God no shock they left me in perpetual fear of "lumps", lumps in potatoes, lumps in milky puddings the size of small planets. Along with catechism, long division and school milk, where was the "Milk Snatcher", when I needed her, they blighted my formative school years. Forcing children to eat or drink something they can't stomach is tantamount to child abuse imo. I didn't consider myself a picky eater, I certainly ate everything that was put in front of me at home. School dinners and the fact that pupils were forced to eat meals that could make them throw up left me vowing I'd never force any children I might have to eat food they found unpalatable. I did end up with one finickity green vegetable dodger, although he was okay once he was introduced to stir fried veg.

LadyGracie Thu 15-Mar-18 12:49:03

I went to a secondary school in Berlin, an English school at RAF Gatow, the food was delicious, at break time we had fresh cakes and hot chocolate or milk. Lunch menus were varied and all a delight.

Beavermist Thu 15-Mar-18 12:26:57

Semolina with jam in it and liver like shoe leather disgusting, hated school dinners.
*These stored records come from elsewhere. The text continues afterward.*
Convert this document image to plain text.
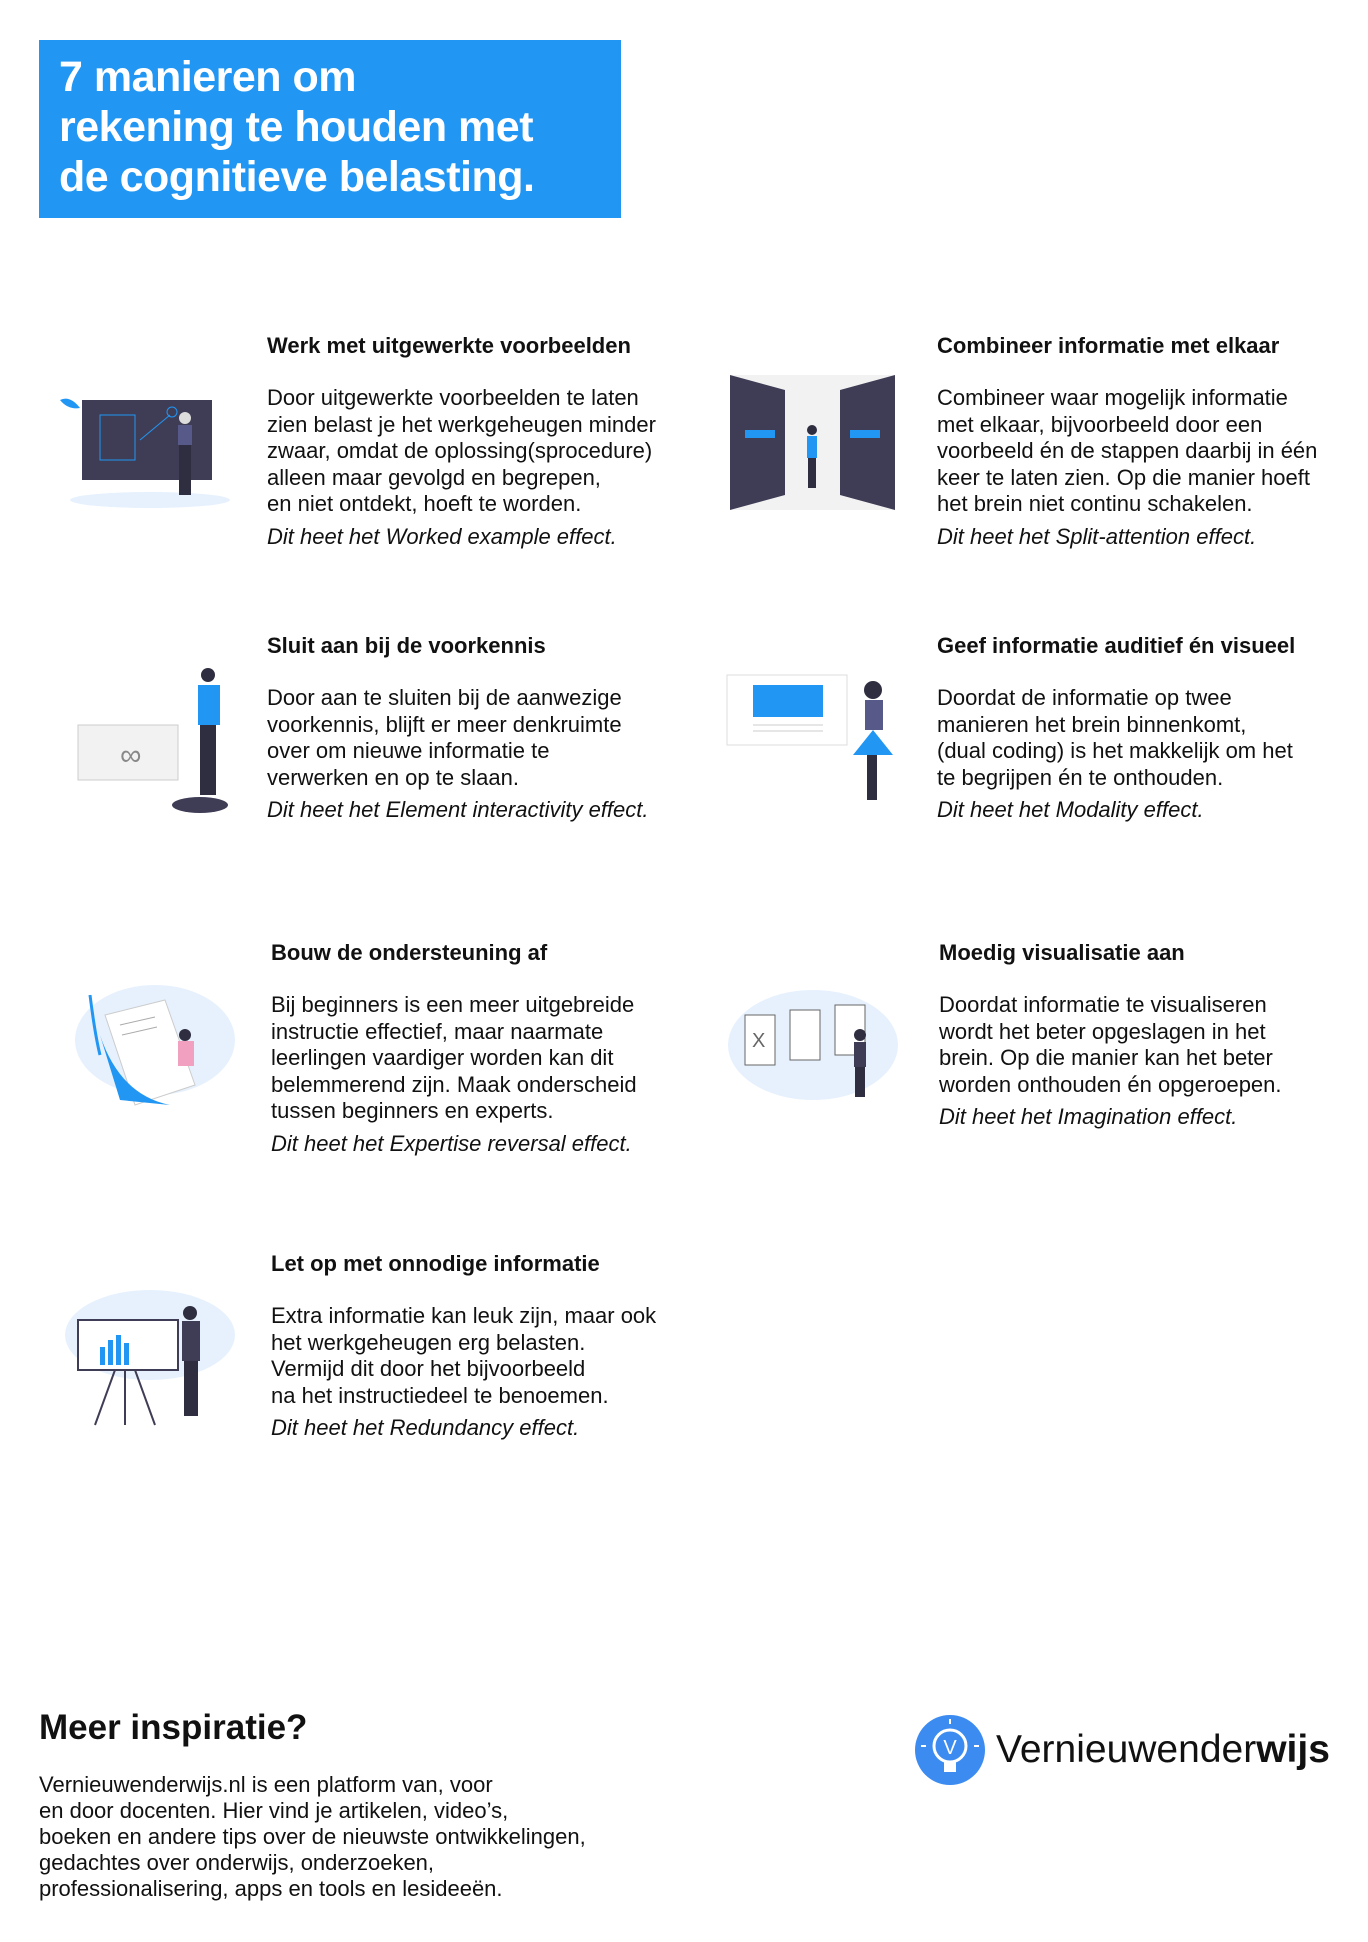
7 manieren om
rekening te houden met
de cognitieve belasting.
∞
X
Werk met uitgewerkte voorbeelden

Door uitgewerkte voorbeelden te laten

zien belast je het werkgeheugen minder

zwaar, omdat de oplossing(sprocedure)

alleen maar gevolgd en begrepen,

en niet ontdekt, hoeft te worden.

Dit heet het Worked example effect.

Combineer informatie met elkaar

Combineer waar mogelijk informatie

met elkaar, bijvoorbeeld door een

voorbeeld én de stappen daarbij in één

keer te laten zien. Op die manier hoeft

het brein niet continu schakelen.

Dit heet het Split-attention effect.

Sluit aan bij de voorkennis

Door aan te sluiten bij de aanwezige

voorkennis, blijft er meer denkruimte

over om nieuwe informatie te

verwerken en op te slaan.

Dit heet het Element interactivity effect.

Geef informatie auditief én visueel

Doordat de informatie op twee

manieren het brein binnenkomt,

(dual coding) is het makkelijk om het

te begrijpen én te onthouden.

Dit heet het Modality effect.

Bouw de ondersteuning af

Bij beginners is een meer uitgebreide

instructie effectief, maar naarmate

leerlingen vaardiger worden kan dit

belemmerend zijn. Maak onderscheid

tussen beginners en experts.

Dit heet het Expertise reversal effect.

Moedig visualisatie aan

Doordat informatie te visualiseren

wordt het beter opgeslagen in het

brein. Op die manier kan het beter

worden onthouden én opgeroepen.

Dit heet het Imagination effect.

Let op met onnodige informatie

Extra informatie kan leuk zijn, maar ook

het werkgeheugen erg belasten.

Vermijd dit door het bijvoorbeeld

na het instructiedeel te benoemen.

Dit heet het Redundancy effect.

Meer inspiratie?
Vernieuwenderwijs.nl is een platform van, voor
en door docenten. Hier vind je artikelen, video’s,
boeken en andere tips over de nieuwste ontwikkelingen,
gedachtes over onderwijs, onderzoeken,
professionalisering, apps en tools en lesideeën.
V Vernieuwenderwijs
NonnaW Thu 15-Mar-18 12:20:54

Horrible memories of lumpy mashed potato - it put me off for life, I still hate mash. Gristly meat too, though I did like most of the puddings.

MissAdventure Thu 15-Mar-18 11:50:37

I couldn't stand school dinners.
Gristly meat, lumpy custard, watery cabbage.. sad
And somebody standing by the slop bucket who would make you go and eat some more before you could scrape your plate off.
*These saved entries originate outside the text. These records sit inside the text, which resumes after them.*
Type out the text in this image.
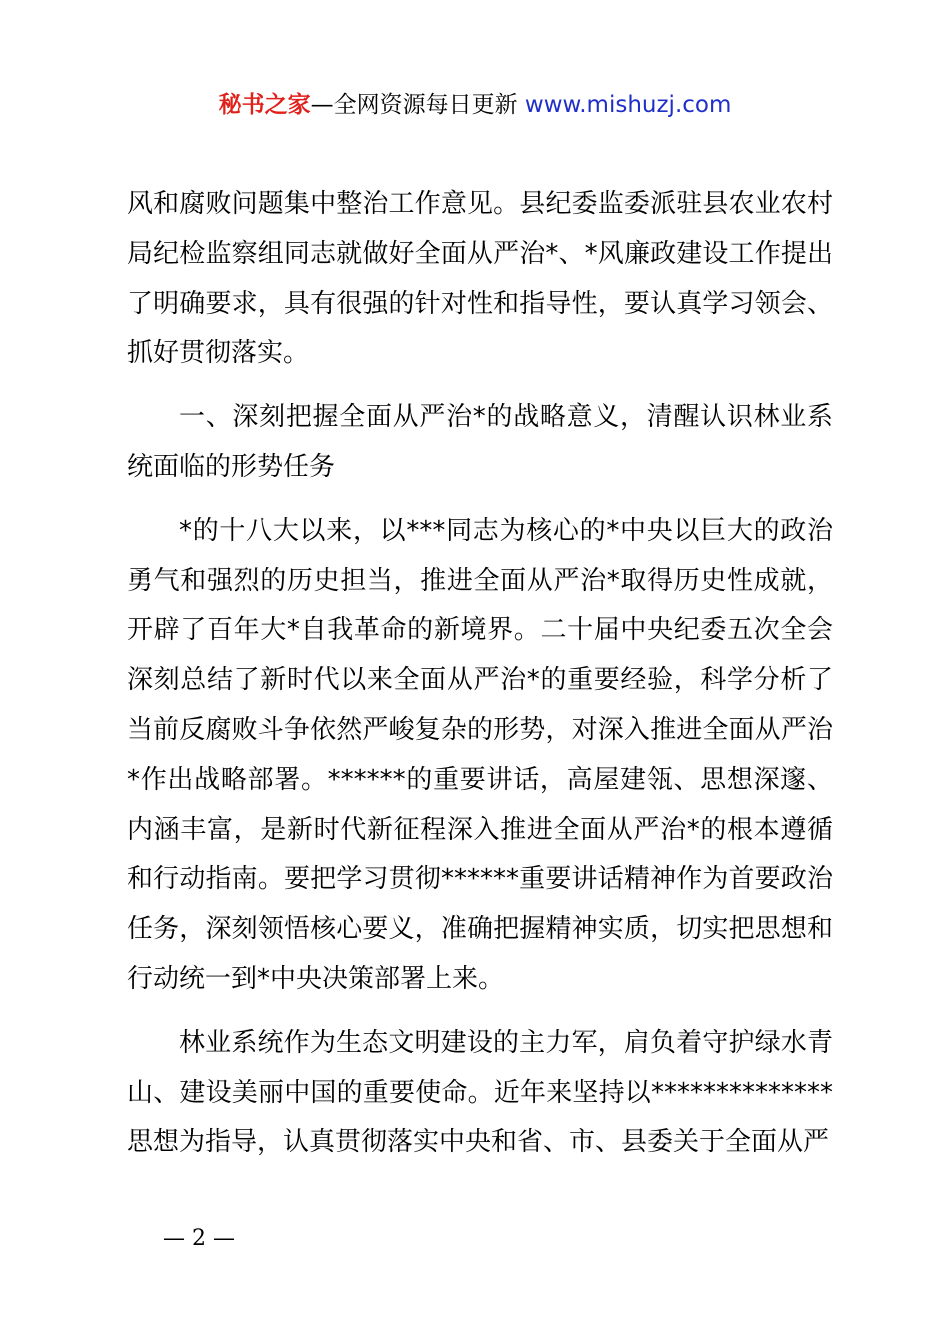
秘书之家—全网资源每日更新 www.mishuzj.com

风和腐败问题集中整治工作意见。县纪委监委派驻县农业农村局纪检监察组同志就做好全面从严治*、*风廉政建设工作提出了明确要求，具有很强的针对性和指导性，要认真学习领会、抓好贯彻落实。

一、深刻把握全面从严治*的战略意义，清醒认识林业系统面临的形势任务

*的十八大以来，以***同志为核心的*中央以巨大的政治勇气和强烈的历史担当，推进全面从严治*取得历史性成就，开辟了百年大*自我革命的新境界。二十届中央纪委五次全会深刻总结了新时代以来全面从严治*的重要经验，科学分析了当前反腐败斗争依然严峻复杂的形势，对深入推进全面从严治*作出战略部署。******的重要讲话，高屋建瓴、思想深邃、内涵丰富，是新时代新征程深入推进全面从严治*的根本遵循和行动指南。要把学习贯彻******重要讲话精神作为首要政治任务，深刻领悟核心要义，准确把握精神实质，切实把思想和行动统一到*中央决策部署上来。

林业系统作为生态文明建设的主力军，肩负着守护绿水青山、建设美丽中国的重要使命。近年来坚持以**************思想为指导，认真贯彻落实中央和省、市、县委关于全面从严

— 2 —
NanaMacGeek Thu 15-Mar-18 11:41:54

I remember having, what we pupils used to call, “all purpose pudding”, at my secondary school.

It was always the same sponge base, but some days it had coconut sprinkled on top, other times the dinner ladies stirred in cocoa powder to make it chocolate flavoured, then there was my favourite with a thin layer of jam and, intriguingly, one that was coloured green (I never worked that one out). It was always served with thick custard complete with leathery skin, one of my enduring food dislikes.

I remember writing an ode to “all purpose pudding” in an English lesson and reading it out loud to much amusement.

varian Thu 15-Mar-18 11:41:20

Ghastly grissley meat in gelatinous grey gravy, cabbage which had been boiled all morning, lumpy mashed potato dolloped out with an ice cream scoop, usually followed by some sort of cake covered in custard. To ring the changes, they coloured the custard - pink, brown or a lurid bright green. You've guessed right - I don't have fond memories of school dinners.

Nanny27 Thu 15-Mar-18 11:39:57

I also have lovely memories of school dinners. At our secondary school we sat in 'family groups' you were assigned a place on your first day and sat at that table throughout. Meals were served by the prefect and everyone was expected to join the conversation. Our cook shopped at the local market twice a week. We didn't have choices and weren't allowed packed lunches.